There was a strange show called The Wild, Wild West with patriot Robert Conrad. It was all about his wild adventures in ...you guessed it...the Wild Wild West. To make matters worse, his name was West. Jim West. I don't remember Jim West drinking any damn martinis, like a suave Englishman of similar bent. He was quite the macho dandy, with guns that slid out his sleeve. I actually don't remember too much about the show, except it was a weird mashup of a Western, Fantasy and Science Fiction, perhaps a precursor to Westworld.
There were about 100 or more episodes, and it ran from 1965-1969 before falling victim to the efforts by Network TV to reduce violence on television. Considering that every night, we were watching burning children and other atrocities live from Vietnam, assassinations of President Kennedy, his assassin Lee Harvey Oswald, Martin Luther King and the President's brother, reducing violence was somewhat ironic.

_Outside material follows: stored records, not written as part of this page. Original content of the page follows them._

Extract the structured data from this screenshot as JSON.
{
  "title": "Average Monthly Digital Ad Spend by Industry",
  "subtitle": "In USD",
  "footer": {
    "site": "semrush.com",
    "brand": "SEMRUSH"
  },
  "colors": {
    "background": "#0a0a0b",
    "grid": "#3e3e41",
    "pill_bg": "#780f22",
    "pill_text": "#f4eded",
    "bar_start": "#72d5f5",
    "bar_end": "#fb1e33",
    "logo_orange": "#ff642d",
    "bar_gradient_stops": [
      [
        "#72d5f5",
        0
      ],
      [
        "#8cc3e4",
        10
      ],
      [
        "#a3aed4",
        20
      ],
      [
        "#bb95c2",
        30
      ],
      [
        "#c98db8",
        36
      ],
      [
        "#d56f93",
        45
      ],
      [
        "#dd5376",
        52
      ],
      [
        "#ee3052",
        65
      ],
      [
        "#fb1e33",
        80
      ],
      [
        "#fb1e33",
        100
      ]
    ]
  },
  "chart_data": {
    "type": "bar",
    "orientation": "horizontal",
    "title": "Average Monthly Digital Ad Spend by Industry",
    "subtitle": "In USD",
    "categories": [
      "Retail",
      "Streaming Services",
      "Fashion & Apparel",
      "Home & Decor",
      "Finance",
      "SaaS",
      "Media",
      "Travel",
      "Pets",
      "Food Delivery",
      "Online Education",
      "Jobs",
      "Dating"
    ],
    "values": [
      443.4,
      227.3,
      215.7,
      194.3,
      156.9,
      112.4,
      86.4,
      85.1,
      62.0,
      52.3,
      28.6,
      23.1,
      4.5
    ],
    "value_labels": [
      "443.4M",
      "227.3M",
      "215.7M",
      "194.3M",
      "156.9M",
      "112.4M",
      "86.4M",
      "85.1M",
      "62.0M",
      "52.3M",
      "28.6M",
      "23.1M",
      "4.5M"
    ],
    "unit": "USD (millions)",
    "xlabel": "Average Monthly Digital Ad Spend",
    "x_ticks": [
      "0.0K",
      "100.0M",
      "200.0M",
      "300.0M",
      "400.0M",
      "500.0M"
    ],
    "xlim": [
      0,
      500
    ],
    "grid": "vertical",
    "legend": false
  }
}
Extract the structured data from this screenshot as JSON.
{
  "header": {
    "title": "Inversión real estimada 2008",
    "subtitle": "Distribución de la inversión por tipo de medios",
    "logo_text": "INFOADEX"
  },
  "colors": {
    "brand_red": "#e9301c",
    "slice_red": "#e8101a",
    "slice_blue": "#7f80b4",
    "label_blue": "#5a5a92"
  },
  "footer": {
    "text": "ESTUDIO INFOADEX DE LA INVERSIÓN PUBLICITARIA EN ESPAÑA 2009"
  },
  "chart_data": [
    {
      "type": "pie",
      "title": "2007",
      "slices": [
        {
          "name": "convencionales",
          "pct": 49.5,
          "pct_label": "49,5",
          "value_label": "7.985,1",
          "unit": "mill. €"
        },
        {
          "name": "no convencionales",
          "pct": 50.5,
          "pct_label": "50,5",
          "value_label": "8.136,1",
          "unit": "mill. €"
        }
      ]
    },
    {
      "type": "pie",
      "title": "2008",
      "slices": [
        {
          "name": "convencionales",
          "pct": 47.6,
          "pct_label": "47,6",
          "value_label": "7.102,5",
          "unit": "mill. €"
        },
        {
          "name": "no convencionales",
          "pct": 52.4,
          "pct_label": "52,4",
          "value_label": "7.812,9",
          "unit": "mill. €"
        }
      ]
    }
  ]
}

At some point, I guess that I lost my fear of quicksand. Don't misunderstand me, I'm still terrified of drowning in quicksand. But even though I live in the Tea Swamp, it is the houses that are sinking, not any young scantily clad vixens.
While it is a known fact that quicksand loves vixens, like dogs love kleenex, I also don't run into many vixens these days. But that doesn't mean they don't exist. Somewhere, vixens are still being lured into quicksand, while my dreams are more like how "they" are turning hotels into apartments, or how I forgot my pants on the way to work.